The weekender: That’s entertainment!

By Ian Bartholomew and Diane Baker  /  Staff Reporters

The much-anticipated second installment of Contemporary Legend Theater’s (當代傳奇劇場) fusion epic, 108 Heroes II — The Hall of Righteousness (水滸108忠義堂), opened to a packed and excited house at the National Theater in Taipei City on Thursday. This was a great big circus of a production, with a huge cast, complex stage effects, and sumptuous costumes that mixed up Beijing opera, pop music, classical tragedy and cosplay posing. It was certainly much bigger than the first installment of the trilogy, and took even greater risks, and the first-night audience was entranced by the spectacle.

It was easy to see what Contemporary Legend was trying to achieve in this integration of traditional opera skills and a contemporary youth culture sensibility, and the effort is commendable. But in trying to drag Beijing opera into the 21st century, there is always a danger of throwing the baby out with the bathwater — and whether this happens in 108 Heroes has a lot to do with how one defines both baby and bathwater. In its effort to produce something that would engage the fashion and musical tastes of Asian youth and provide entertainment for both young and old, conventional aspects of theater such as character and narrative were snowed under by interminable efforts to ensure that everything in the two-hour show had a modern gloss. It looked good and it was undeniably contemporary, but for this reviewer at least, something crucial had been lost.

108 Heroes II suffers from all the difficulties of the second chapter of a trilogy — it is basically an extended preparation for the climactic final. A number of dramatic devices are used to introduce a huge cast of characters and provide something of a backstory for each, and also outline the central theme of this opera — the conflict between rebellion and loyalty. Considerable skill has gone into the contraction of this fractured narrative, which explores the tensions experienced by the bandits-turned-freedom fighters, some who are in it for the money and the mayhem, while others, such as bandit leader Song Jiang (宋江), would rather see the government reformed than overthrown.

But the need to provide entertainment is like a juggernaut that smashes through this finely wrought structure, with some rather tedious pop songs and hip-hop inflected dance numbers getting in the way of the effective buildup of dramatic tension.

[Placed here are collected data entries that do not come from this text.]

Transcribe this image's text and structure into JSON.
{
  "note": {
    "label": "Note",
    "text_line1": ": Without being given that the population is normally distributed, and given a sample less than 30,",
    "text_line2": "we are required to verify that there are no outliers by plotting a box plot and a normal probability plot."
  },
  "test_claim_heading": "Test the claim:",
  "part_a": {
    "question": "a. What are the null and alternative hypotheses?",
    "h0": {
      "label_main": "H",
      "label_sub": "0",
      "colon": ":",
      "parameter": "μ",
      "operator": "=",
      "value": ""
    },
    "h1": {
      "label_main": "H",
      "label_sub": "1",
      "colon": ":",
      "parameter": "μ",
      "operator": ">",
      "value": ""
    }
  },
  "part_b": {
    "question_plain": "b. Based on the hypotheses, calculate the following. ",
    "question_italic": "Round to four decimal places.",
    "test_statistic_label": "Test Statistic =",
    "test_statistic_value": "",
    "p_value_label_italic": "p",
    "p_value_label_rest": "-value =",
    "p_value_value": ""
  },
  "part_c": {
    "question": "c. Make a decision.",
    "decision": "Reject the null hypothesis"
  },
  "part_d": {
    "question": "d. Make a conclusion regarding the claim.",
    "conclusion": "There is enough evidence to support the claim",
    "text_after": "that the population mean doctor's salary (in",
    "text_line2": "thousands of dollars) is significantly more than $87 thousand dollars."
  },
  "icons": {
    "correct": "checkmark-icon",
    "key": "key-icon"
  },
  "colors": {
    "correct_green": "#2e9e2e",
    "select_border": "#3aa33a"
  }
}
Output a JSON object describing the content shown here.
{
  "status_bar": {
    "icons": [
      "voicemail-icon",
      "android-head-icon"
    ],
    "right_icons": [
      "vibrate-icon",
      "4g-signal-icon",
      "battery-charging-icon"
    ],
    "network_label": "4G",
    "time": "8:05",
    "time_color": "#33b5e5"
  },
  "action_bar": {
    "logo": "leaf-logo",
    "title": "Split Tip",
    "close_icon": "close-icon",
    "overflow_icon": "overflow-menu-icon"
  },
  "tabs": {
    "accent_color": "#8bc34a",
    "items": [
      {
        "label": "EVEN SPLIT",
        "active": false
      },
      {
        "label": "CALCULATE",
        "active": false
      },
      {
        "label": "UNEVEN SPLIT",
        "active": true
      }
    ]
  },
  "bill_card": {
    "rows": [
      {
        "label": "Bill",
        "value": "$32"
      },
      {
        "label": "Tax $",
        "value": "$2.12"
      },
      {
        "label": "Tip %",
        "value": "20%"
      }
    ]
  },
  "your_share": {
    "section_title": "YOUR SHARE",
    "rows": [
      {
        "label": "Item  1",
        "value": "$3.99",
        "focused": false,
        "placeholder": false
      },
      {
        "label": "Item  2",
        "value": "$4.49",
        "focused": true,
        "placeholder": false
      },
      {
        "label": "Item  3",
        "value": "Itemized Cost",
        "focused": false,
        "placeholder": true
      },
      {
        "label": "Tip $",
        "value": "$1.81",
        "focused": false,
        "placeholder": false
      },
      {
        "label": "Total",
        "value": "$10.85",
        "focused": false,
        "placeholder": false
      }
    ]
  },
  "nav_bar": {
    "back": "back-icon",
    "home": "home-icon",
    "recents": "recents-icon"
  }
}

There is no arguing that the costumes are extremely lovely and show a protean invention, but the extravagant lighting and the distracting back-wall projection achieved little of any importance, and attempts to use animation to add an explanatory gloss to the on-stage action was at best amateurish, and at worst ridiculous. The appearance of a white horse above a funeral pyre to take the rebel leader Chao Gai (晁蓋) to his place in heaven caused titters of amusement at what ought to have been one of the show’s most dramatically powerful moments.

108 Heroes II is commendable for the breadth of its ambition, and for the energy and enterprise of its production, but Contemporary Legend tries too hard to please everyone.


Germany-based Taiwanese freelance choreographer Lai Tsui-shuang (賴翠霜) didn’t have problems pleasing people this weekend. She wowed audiences at the Experimental Theater with Drawer (抽屜), the second installment in the National Theater Concert Hall’s 2011 New Idea Dance series. The piece is a well-thought out and flawlessly executed exploration of the memories and associations we keep hidden away in the drawers of our mind or our homes, set to a soundtrack that included genres as diverse as dreamy Mando-pop and blues.